Published online by Cambridge University Press: 08 April 2016
Although there is extraordinary interest in the quantitative measurement of species diversity, published statements on the behavior of the components of species diversity are contradictory and lead to opposite conclusions. In this paper, we demonstrate that the confusion is due to two key oversights: (1) whether or not biological sampling is carried out within or between communities; and (2) determination of the statistical distribution underlying a biological community, which is crucial for the evaluation of all of the components of diversity measurement.
The problem of sampling “within” a population or community is basically distinct from the equivalent integration of structure and diversity measurement “between” differing multispecies populations. “Within-community sampling” is defined as a set of biological samples from a statistical population that has a particular statistical distribution or a constant value for the associated parameter(s). As the number of individuals increases along with the number of species, for a log series distribution, the diversity measures of Shannon's H, log series or Fisher's α, and Simpson's Index 1/λ remain constant while the evenness measures of Buzas-Gibson's E and Pielou's J decrease. For a log-normal distribution, J will remain constant while E decreases and α, 1/λ, and H increase. No single measure of evenness remains constant over all statistical distributions, so if constancy as a type of independence is required, the appropriate distribution must first be determined. Each species ensemble is mathematically fixed by the applicable statistical distribution.

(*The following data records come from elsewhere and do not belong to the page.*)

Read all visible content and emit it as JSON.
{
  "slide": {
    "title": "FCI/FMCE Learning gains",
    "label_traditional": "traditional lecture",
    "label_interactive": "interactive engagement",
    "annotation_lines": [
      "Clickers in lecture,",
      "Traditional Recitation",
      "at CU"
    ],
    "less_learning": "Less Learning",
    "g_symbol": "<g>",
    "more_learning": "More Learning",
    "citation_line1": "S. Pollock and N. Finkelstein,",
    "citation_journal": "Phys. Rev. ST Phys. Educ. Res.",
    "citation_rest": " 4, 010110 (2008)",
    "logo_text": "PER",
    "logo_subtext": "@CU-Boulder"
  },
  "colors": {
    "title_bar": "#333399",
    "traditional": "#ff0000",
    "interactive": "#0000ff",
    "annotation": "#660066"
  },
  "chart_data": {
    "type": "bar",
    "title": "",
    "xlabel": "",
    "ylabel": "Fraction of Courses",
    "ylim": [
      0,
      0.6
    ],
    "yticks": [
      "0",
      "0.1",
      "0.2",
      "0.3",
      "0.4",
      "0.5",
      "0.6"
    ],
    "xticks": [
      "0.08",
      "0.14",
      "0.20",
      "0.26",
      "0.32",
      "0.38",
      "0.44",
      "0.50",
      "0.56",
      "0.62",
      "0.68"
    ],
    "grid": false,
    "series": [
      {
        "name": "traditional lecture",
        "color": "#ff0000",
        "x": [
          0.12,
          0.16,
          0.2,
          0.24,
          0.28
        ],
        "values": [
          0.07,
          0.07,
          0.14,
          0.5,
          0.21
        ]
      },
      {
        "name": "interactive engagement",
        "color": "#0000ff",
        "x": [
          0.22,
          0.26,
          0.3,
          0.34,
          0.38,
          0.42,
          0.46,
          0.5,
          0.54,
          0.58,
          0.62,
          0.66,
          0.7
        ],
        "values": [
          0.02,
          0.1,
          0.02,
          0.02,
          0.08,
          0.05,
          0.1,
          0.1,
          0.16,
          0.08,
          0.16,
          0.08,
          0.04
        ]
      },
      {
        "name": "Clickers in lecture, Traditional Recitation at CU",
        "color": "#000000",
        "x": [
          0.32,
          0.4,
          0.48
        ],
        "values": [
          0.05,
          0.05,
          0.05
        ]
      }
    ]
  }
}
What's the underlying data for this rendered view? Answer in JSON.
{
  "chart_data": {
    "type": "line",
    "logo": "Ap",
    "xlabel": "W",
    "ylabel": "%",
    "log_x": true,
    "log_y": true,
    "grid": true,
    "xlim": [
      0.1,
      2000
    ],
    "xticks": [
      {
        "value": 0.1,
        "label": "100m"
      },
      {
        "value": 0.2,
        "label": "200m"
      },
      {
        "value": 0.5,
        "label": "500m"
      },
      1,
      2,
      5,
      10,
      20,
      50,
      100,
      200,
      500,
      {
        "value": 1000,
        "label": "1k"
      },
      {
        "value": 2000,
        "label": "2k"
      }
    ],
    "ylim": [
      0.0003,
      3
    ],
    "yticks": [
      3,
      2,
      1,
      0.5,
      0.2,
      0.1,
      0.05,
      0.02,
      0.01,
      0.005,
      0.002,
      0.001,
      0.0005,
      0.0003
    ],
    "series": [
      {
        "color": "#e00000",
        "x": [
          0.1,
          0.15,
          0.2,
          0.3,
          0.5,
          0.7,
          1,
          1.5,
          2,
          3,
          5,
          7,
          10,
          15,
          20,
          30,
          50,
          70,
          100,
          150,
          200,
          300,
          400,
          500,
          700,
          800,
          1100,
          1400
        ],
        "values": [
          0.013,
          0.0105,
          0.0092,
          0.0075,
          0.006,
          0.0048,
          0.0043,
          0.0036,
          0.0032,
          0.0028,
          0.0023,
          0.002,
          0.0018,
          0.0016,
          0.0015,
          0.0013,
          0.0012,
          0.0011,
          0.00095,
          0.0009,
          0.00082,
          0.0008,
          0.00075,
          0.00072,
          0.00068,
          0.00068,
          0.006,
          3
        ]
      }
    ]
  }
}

In contrast, “between-community sampling” is defined as a set of biological samples from different statistical distributions and/or the same distribution with differing parametric values. If sampling is between communities and S increases while the number of individuals remains constant, then all the other measures considered here increase. The exception is the broken stick, for which E remains constant while H, J, α, and 1/λ increase.
Herein we propose and justify the use of the log-series distribution (with regression on the information decomposition equation) as a null model for determination of community structure and demonstrate that the community structure of a Miocene bed at Calvert Cliffs, Maryland, is a log series by use of this new unified methodology.